By Danielle E. Sunberg  | 62 Am. U. L. Rev. 1417 (2013) 

 On January 2, 2013, the Supreme Court dismissed the petition for writ of certiorari in WEC Carolina Energy Solutions LLC v. Miller, leaving unresolved the vexing question of employee liability under the Computer Fraud and Abuse Act (CFAA). The case involved Mike Miller, former Project Director for WEC Carolina Energy Solutions (WEC), who used WEC’s proprietary information to benefit a competing business. WEC permitted Miller to access the company’s confidential and trade secret documents stored on his employer-provided laptop computer. On April 30, 2010, only twenty days after resigning from his position with WEC, Miller used the confidential information to make a pitch to a potential

client on behalf of a competitor, Arc Energy Services, Inc. (Arc). Arc won the client’s business, and WEC sued Miller and another participating colleague, asserting nine state-law charges as well as several violations of the CFAA. 

The CFAA, codified at 18 U.S.C. § 1030, is the nation’s first and leading cybercrime statute. The statute grants employers a private right of action to hold employees liable for accessing a company computer “without authorization” or for “exceeding authorized access.” Penalizing this conduct grows more imperative: a 2009 study conducted by the Ponemon Institute revealed that six out of every ten departing employees steal company data and described this figure as a growing problem of “malicious insiders.” Unsurprisingly, following this expansion in the computerprotection statute, employers have increasingly used the CFAA as a means to hold rogue employees accountable for using information obtained from a company computer in a manner that conflicts with the employer’s interests. 

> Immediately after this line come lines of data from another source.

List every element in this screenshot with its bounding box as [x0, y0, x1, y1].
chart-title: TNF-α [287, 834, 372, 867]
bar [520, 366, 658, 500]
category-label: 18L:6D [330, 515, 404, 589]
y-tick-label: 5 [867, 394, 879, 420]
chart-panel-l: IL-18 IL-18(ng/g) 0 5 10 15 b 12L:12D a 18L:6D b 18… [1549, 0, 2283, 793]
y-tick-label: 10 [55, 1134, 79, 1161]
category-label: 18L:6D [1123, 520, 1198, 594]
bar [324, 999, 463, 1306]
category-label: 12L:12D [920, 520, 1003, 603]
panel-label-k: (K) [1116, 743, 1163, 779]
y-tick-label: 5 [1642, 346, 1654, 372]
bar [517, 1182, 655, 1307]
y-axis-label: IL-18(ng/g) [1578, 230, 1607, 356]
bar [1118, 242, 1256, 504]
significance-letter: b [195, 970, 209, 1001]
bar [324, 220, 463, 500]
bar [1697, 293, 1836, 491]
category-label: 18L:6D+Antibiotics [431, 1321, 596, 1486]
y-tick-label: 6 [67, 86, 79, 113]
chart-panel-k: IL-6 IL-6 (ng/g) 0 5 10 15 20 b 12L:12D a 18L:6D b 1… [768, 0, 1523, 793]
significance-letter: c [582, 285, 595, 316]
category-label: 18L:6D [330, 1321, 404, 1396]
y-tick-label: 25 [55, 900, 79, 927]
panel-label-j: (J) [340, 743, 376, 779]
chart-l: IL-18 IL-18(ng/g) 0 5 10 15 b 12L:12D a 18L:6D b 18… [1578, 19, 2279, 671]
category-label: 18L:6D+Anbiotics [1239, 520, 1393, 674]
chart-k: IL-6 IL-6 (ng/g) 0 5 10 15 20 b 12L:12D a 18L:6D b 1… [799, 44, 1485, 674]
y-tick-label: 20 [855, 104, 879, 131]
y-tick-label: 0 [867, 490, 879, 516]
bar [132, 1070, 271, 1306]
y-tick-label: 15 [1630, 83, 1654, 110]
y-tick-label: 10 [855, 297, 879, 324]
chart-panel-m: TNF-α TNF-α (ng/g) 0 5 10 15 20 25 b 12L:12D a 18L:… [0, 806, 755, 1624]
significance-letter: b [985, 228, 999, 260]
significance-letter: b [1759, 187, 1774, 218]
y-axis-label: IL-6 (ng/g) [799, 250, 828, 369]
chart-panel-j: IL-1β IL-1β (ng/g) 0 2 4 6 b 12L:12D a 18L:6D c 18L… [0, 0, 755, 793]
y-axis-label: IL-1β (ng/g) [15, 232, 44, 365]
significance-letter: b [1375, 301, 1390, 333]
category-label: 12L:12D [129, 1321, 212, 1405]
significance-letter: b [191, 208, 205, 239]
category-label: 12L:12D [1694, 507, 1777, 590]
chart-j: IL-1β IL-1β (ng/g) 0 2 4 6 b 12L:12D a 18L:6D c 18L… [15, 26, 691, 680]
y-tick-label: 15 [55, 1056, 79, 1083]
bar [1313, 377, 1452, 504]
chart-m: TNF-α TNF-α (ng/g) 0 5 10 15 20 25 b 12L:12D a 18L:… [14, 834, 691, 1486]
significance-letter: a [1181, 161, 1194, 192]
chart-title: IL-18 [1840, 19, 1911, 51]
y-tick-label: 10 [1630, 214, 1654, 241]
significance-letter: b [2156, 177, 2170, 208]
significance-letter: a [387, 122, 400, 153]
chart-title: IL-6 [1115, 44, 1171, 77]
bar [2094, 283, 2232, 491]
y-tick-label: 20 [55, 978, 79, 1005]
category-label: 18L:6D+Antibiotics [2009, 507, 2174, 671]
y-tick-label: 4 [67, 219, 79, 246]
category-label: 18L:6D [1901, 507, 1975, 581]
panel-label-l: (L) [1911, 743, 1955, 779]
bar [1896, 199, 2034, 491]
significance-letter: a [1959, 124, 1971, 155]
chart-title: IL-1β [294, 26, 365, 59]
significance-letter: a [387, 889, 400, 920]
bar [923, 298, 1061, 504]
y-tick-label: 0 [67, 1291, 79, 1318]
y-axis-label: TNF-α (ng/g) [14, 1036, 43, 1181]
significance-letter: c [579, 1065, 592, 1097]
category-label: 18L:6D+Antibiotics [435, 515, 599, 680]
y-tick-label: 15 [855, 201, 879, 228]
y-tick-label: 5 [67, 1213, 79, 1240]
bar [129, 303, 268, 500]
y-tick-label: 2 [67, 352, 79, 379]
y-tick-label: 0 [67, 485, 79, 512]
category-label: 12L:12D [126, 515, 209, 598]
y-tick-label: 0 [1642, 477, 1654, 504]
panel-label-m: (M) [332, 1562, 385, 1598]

WEC attempted to hold Miller liable under the CFAA precisely for his misuse of the company’s confidential data. The Fourth Circuit affirmed that WEC failed to file a viable claim under the CFAA because WEC did not “allege that Miller . . . accessed a computer or information on a computer without authorization.” This decision exacerbates the existing circuit split with respect to applying the CFAA to the employer-employee context. The Fourth Circuit aligns itself with the Ninth Circuit, which has adopted the narrow code approach to interpreting employee liability under the CFAA. In contrast, the Fifth, Seventh, and Eleventh Circuits have embraced a broader and more employer-friendly approach. The widening division among the circuits creates enormous problems for employers, as the CFAA’s mandate directly affects what types of employee actions are culpable and what computer authorization protections the employer must implement to protect against intellectual property theft. Many scholars and commentators hoped that the Supreme Court would grant writ of certiorari to hear WEC and thus provide guidance to employers and unify the courts. Such resolution, however, remains elusive—on January 2, 2013,the Court dismissed WEC’s petition for certiorari. In the midst of the jurisprudential confusion, Congress seeks to amend the CFAA to mitigate some of the statutory interpretation issues at the heart of the circuit split. In the wake of the Supreme Court’s dismissal of WEC, this Note explores the deepening circuit split that has engulfed the debate over employee liability under the CFAA as well as the potential future developments of the CFAA.